Quand le rêve de gosse devient réalité

Après un licenciement lié à la crise sanitaire Arthur Delval, jeune ingénieur en mécanique automobile, a décidé de se lancer dans l’aventure de ses rêves : ouvrir son premier garage destiné aux Porsche et voitures anciennes. Retour sur son parcours.

Auchy-les-Orchies, 1500 habitants, à 20 minutes de Lille. C’est ici qu’Arthur Delval s’est installé il y a deux mois. Son garage spécialisé dans la rénovation et l’entretien est un vrai musée de l’automobile, qui regorge d’icônes allemandes. Il m’accueille chaleureusement, autour de quatre Porsche et deux Mercedes, des véhicules d’exception dans un état irréprochable.

C’est un rêve auquel je pensais depuis longtemps

Depuis son plus jeune âge, Arthur savait qu’il voulait travailler dans l’automobile. La passion est familiale, transmise par son père : « À la maison il y avait toujours des revues automobiles, on en discutait beaucoup avec mon père, mais il n’a jamais sauté le pas d’acheter une voiture sportive ».

À ses 18 ans, son Baccalauréat scientifique en proche, Arthur s’est dirigé vers la classe préparatoire PTSI (Physique, Technologie et Sciences de l’Ingénieur).

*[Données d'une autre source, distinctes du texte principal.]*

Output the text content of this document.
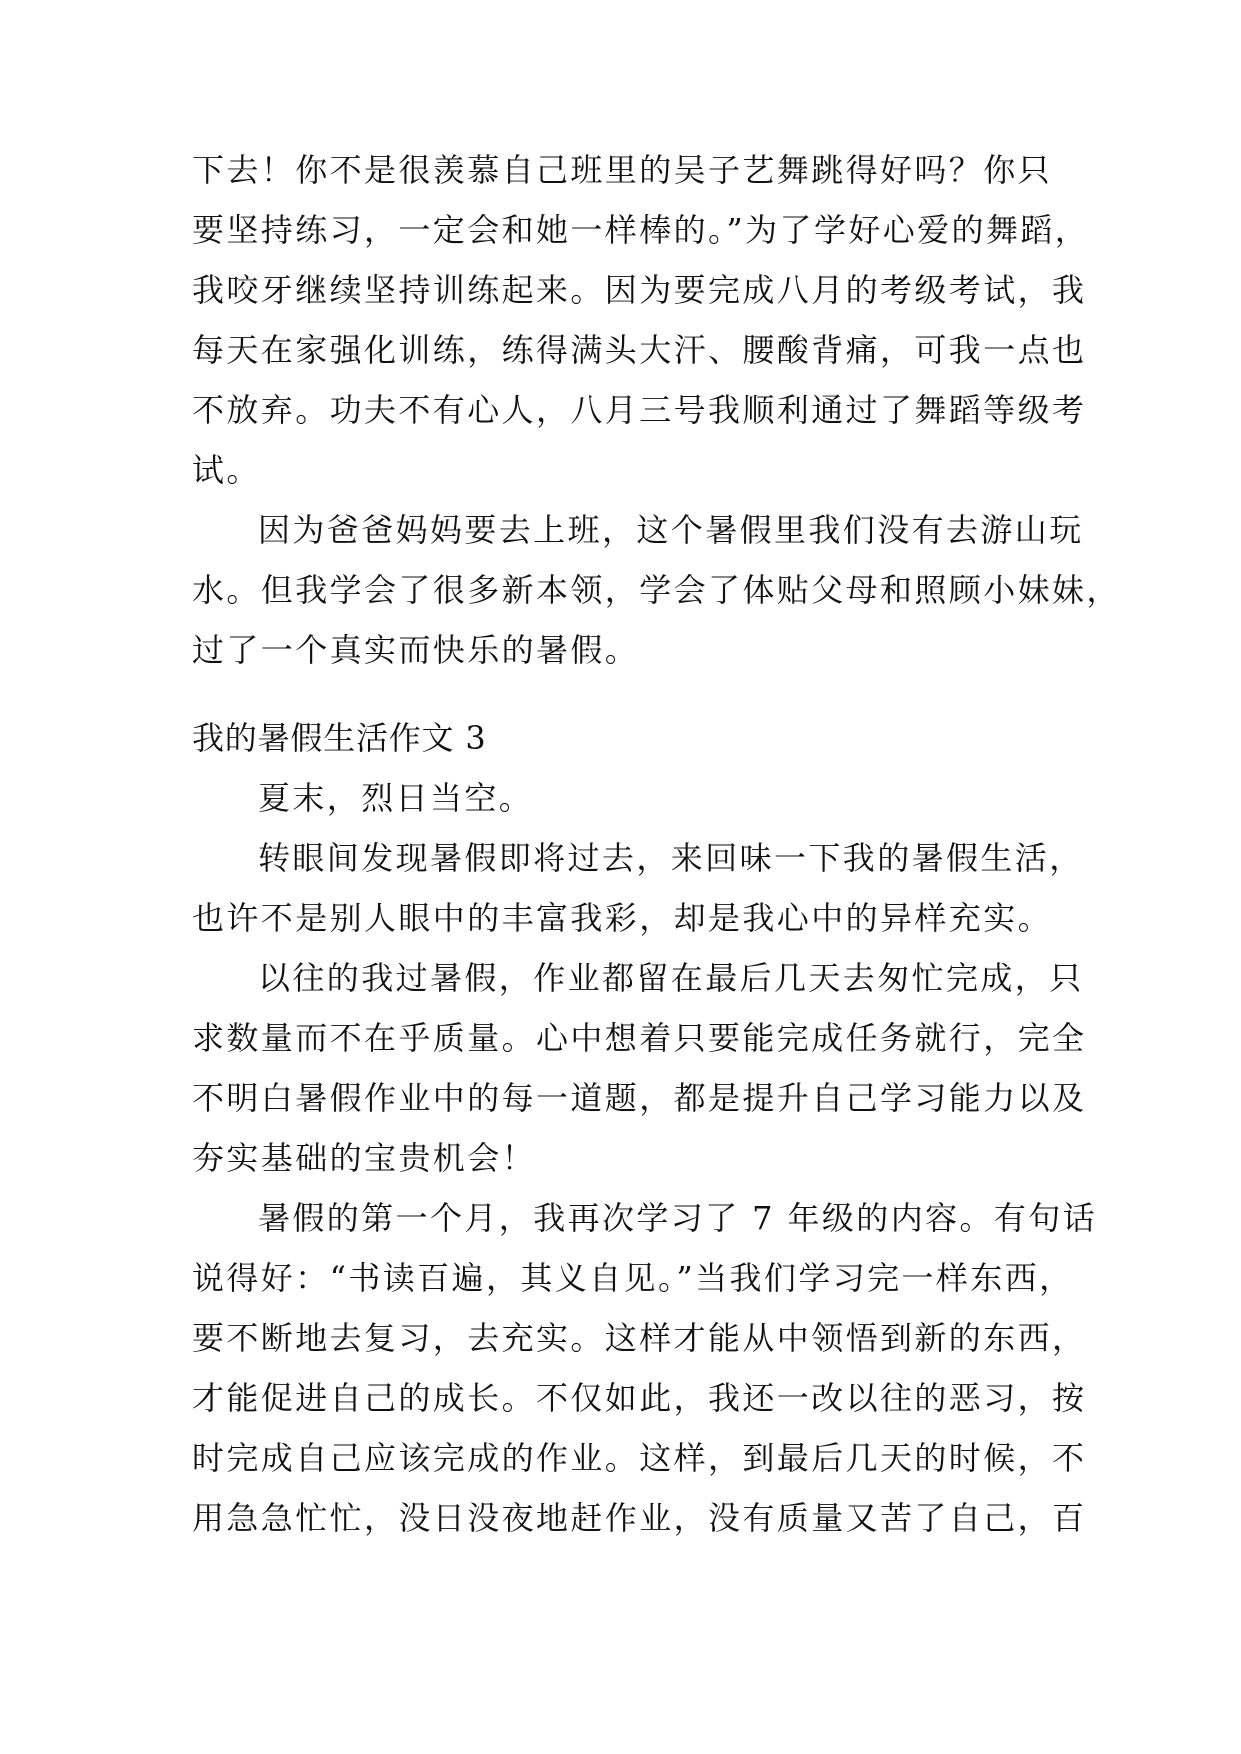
下去！你不是很羡慕自己班里的吴子艺舞跳得好吗？你只
要坚持练习，一定会和她一样棒的。”为了学好心爱的舞蹈，
我咬牙继续坚持训练起来。因为要完成八月的考级考试，我
每天在家强化训练，练得满头大汗、腰酸背痛，可我一点也
不放弃。功夫不有心人，八月三号我顺利通过了舞蹈等级考
试。
因为爸爸妈妈要去上班，这个暑假里我们没有去游山玩
水。但我学会了很多新本领，学会了体贴父母和照顾小妹妹，
过了一个真实而快乐的暑假。
我的暑假生活作文 3
夏末，烈日当空。
转眼间发现暑假即将过去，来回味一下我的暑假生活，
也许不是别人眼中的丰富我彩，却是我心中的异样充实。
以往的我过暑假，作业都留在最后几天去匆忙完成，只
求数量而不在乎质量。心中想着只要能完成任务就行，完全
不明白暑假作业中的每一道题，都是提升自己学习能力以及
夯实基础的宝贵机会！
暑假的第一个月，我再次学习了 7 年级的内容。有句话
说得好：“书读百遍，其义自见。”当我们学习完一样东西，
要不断地去复习，去充实。这样才能从中领悟到新的东西，
才能促进自己的成长。不仅如此，我还一改以往的恶习，按
时完成自己应该完成的作业。这样，到最后几天的时候，不
用急急忙忙，没日没夜地赶作业，没有质量又苦了自己，百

Un vrai tremplin qui lui a permis d’intégrer l’ENSAM de Lille, l’École Nationale Supérieure des Arts et Métiers, avec une spécialisation en transport terrestre.

La passion, c’est ce carburant qui lui a fait sauter le pas. Son licenciement dû au déclin de son ancienne entreprise face à la crise sanitaire a été un véritable élément déclencheur. S’en est suivi une véritable remise en question personnelle. « Est-ce que je ne ferais pas ce que j’ai toujours eu envie de faire ? C’est un rêve auquel je pensais depuis longtemps ». Malgré l’anxiété de ses proches et les difficultés, il décide d’ouvrir son premier garage.

Devanture du garage “Pévèle Auto Classic”

Ma voiture de rêve je l’ai déjà

La question de son historique automobile nous a semblé évidente. Grand fan de la marque allemande Porsche, Arthur s’est donné les moyens de ses ambitions. Après avoir enchaîné les jobs d’été, 1000 euros lui ont suffi pour s’offrir comme première voiture une Porsche 924 de 1984 qu’il avait « bien retapé ». Puis deux autres ont suivi dans sa collection pour arriver à sa « voiture passion actuelle » une Porsche 911 de type 964 : « Ma voiture de rêve, je l’ai déjà » dit-il en souriant.

J’ai fait mettre des stickers sur ma 911 ce qui permet vraiment d’afficher le garage 

 Depuis l’ouverture en septembre, son garage connaît de très bonnes retombées. Arthur est relativement rassuré pour la suite de son projet. Il a déjà restauré une dizaine de voitures. Grâce aux réseaux sociaux et à l’effet de bouche-à-oreille, son activité jouit donc d’une grande visibilité. «J’ai fait mettre des stickers sur ma 911 ce qui permet vraiment d’afficher le garage ». Les appels de passionnés affluent et il pense donc déjà à l’achat d’un futur bâtiment mais aussi à long terme à embaucher. Dans son garage, le profil des clients est varié : entre des personnes très aisées avec un grand pouvoir d’achat et des passionnés avec beaucoup moins de moyens.

Il organise également des rassemblements de Porsche parfois en association avec d’autres clubs nordistes. Car dans le Nord, Porsche est une marque qui rassemble une grande communauté : « Il y a vraiment une bonne entente dans les rassemblements, beaucoup de passionnés se retrouvent avec une atmosphère pas du tout élitiste et compétitive ».

L’avenir est incertain, voire même très noir en étant pessimiste

Avec le contexte environnemental, l’avenir du paysage automobile pour les passionnés est en perpétuelle évolution. Entre la hausse du carburant, les nouvelles lois, les nouveaux malus, tout est imprévisible. Au sujet des règles gouvernementales, Arthur sort sa carte Joker : « Je pense tout de même que l’avenir est incertain voire même noir en étant pessimiste. Je pense qu’on ne pourra pas empêcher de faire rouler les véhicules de collection mais on va avoir de plus en plus de contraintes qui vont nous pousser à restreindre un peu la passion. La plupart des véhicules de collection roulent moins de 5 000 kilomètres par an, l’empreinte carbone de ce genre de véhicule est quand même très faible par rapport à un véhicule de déplacement professionnel ».

Arthur l’affirme, cela ne l’empêchera pas de continuer ses rassemblements, et de continuer à faire de sa passion son métier.